Roger Maris's 61* anniversary: Today's sluggers might dream of such a feat

Half a century ago, Yankees outfielder Roger Maris slugged his historic home run on the last day of the season. The majors' big bashers of today are trying to hit equally significant homers.

New York Yankees shortstop Derek Jeter (2) presents a bat used by Roger Maris to his sons Roger. Jr., Kevin, Randy and Richard (L to R) at a ceremony celebrating the 50th anniversary of Roger Maris' record setting 61st home run before the Yankees played the Boston Red Sox their MLB American League baseball game at Yankee Stadium in New York, September 24, 2011

Ray Stubblebine/Reuters

October 1, 2011

On the night baseball’s regular season ended there was only one home run that anyone paid any attention to – Evan Longoria’s walk-off shot in the bottom of the 12th inning versus the Yankees that secured a wild-card playoff berth for the Tampa Bay Rays.

It is destined to be one of the game’s most remembered home runs, even if not a record like the one that the Yankees’ Roger Maris hit 50 years ago, on Oct. 1, 1961, to topple Babe Ruth’s long-held record of 60 homers.

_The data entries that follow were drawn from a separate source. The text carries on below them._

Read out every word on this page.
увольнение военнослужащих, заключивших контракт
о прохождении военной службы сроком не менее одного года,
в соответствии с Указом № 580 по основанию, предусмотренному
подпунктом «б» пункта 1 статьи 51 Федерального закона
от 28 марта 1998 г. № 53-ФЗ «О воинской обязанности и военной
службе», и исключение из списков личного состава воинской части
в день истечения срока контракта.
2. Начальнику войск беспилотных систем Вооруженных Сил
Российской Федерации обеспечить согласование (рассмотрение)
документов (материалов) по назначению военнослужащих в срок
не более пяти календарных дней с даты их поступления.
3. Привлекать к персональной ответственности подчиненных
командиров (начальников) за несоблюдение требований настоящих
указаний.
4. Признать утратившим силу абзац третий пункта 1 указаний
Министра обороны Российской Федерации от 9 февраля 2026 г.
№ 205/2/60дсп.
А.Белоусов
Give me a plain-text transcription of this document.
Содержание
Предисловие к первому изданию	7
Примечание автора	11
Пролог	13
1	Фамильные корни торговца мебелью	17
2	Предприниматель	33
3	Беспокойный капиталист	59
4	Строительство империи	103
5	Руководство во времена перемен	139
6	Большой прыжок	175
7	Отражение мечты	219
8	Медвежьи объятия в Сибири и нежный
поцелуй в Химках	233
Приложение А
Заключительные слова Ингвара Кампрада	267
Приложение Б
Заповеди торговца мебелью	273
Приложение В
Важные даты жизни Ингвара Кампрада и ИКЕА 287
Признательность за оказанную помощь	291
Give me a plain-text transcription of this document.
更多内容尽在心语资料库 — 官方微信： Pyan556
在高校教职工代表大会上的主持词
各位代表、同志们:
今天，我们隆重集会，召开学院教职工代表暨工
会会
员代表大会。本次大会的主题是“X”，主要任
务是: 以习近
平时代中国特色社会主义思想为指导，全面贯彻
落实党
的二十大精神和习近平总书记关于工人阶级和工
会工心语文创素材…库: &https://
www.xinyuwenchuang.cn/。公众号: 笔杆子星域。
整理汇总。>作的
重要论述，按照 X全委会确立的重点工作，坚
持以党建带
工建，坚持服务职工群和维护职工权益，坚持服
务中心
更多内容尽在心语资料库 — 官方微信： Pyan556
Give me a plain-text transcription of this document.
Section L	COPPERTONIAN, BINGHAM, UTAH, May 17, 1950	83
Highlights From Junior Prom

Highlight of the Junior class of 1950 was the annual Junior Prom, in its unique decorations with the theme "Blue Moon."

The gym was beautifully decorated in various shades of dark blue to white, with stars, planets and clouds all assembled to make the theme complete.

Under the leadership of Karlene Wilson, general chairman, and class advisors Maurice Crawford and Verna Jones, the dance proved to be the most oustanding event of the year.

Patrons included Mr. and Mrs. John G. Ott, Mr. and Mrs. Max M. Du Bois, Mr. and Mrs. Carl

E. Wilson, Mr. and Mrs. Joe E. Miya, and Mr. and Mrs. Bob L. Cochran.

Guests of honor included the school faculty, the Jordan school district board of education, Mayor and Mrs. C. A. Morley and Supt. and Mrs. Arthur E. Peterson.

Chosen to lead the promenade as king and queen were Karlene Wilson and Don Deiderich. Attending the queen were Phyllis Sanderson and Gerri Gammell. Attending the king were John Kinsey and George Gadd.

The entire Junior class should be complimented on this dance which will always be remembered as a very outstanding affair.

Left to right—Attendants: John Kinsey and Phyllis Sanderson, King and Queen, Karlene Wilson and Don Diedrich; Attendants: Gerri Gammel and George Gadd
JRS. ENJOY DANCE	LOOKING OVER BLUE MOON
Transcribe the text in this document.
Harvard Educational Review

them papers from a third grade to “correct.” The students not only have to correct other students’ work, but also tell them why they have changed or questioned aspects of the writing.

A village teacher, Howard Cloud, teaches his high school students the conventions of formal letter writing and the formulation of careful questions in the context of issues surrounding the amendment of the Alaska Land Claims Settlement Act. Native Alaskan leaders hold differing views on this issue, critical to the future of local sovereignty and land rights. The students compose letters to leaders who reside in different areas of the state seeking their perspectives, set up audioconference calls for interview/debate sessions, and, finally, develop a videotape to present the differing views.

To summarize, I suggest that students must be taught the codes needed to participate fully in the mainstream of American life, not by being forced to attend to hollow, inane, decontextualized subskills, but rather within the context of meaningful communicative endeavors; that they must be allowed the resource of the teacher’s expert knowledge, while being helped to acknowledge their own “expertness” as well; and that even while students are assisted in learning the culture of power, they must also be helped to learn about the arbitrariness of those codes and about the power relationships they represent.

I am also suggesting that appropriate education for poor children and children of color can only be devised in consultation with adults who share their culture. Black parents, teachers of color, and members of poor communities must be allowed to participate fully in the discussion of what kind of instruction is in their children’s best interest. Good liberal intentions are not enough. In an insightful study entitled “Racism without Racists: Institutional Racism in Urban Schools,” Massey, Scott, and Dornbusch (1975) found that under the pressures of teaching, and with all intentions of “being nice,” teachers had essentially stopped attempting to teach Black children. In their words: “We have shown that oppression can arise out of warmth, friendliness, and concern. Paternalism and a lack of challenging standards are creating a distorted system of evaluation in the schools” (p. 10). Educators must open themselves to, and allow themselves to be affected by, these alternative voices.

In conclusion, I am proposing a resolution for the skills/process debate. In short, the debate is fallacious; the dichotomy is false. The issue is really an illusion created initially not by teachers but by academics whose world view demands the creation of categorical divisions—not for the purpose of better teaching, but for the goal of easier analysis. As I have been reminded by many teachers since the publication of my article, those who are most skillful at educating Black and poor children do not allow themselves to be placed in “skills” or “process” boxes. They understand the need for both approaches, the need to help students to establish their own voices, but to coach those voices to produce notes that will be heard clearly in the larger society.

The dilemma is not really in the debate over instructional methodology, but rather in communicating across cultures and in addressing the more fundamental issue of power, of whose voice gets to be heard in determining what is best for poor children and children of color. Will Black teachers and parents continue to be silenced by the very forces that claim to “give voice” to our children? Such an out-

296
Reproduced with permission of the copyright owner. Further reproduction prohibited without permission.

As baseball harks back to that day, when a half-empty Yankee Stadium wtinessed Maris’s 61st homer, it also continues to mentally linger over Longoria’s unmajestic, but incredibly timed and superdramatic line drive that barely cleared the fence in left field corner of Tropicana Field. It was the final dagger plunged into the heart of the Boston Red Sox, who went from having baseball’s best record to ultimately losing a nine-game advantage in September in the wild-card race to Tampa, thus completing a virtually unparalleled collapse.

This not only placed a large exclamation mark at the end of the regular season, it totally eclipsed what was already a pretty overlooked home run race.

For those of you who weren’t following closely (which probably is the vast majority of people), Toronto’s Jose Bautista won his second straight home run crown, even if less impressively than a year ago when he had 54 homers. This year he fell off to 43, while runner-up Curtis Granderson of the Yankees had a career high 41. No one cracked 40 in the National League, where the Dodgers’ Matt Kemp took slugging honors with 39, one more than Milwaukee’s Prince Fielder had.

Bautista’s emergence as baseball’s premier long-ball hitter has caught baseball watchers off guard, much as Maris’s slugging exploits with the Yankees did in the early 1960s. In his previous five years in the majors, spent with the Cleveland Indians and Kansas City Athletics, Maris had averaged a so-so 17 home runs per season. Then, in Yankee pinstripes, he turned absolutely Ruthian, hitting 39 and 61 homers in 1960 and ’61.

For Bautista, the transformation from ordinary to extraordinary was even more pronounced. His career high had been 16 home runs, in 2006, with the Pittsburgh Pirates, but with Toronto last year he had a major-league-leading 54. He also set a single-season improvement record, jumping from 13 to 54 home runs in one fell swoop, a 41-home run swing that broke the previous mark of 38 set by Davey Johnson in 1973.

Whenever a player makes such a dramatic slugging improvement these days, it can raise suspicions in some minds about performance-enhancing drugs. But stricter testing seems to have flushed out the cheaters and no one in the game has raised questions about Bautista, A solid six-feet, 195 lbs, he chalks up his newfound hitting prowess to changing his batting mechanics, including learning to swing earlier.

He probably is helped somewhat by playing in a stadium with a retractable dome, the Rogers Centre, which is known to be a favorable environment for launching four-baggers. But by the same token, he has played for a Toronto team that has failed to make the playoffs since 1993 and doesn’t send a 'Murderer’s Row' of hitters to the plate.

One of many talented Dominicans in the majors, Bautista can be pleased with his 97 homers over the past two years. However, he might wish he could trade them for one shot like Longoria’s missile for the ages.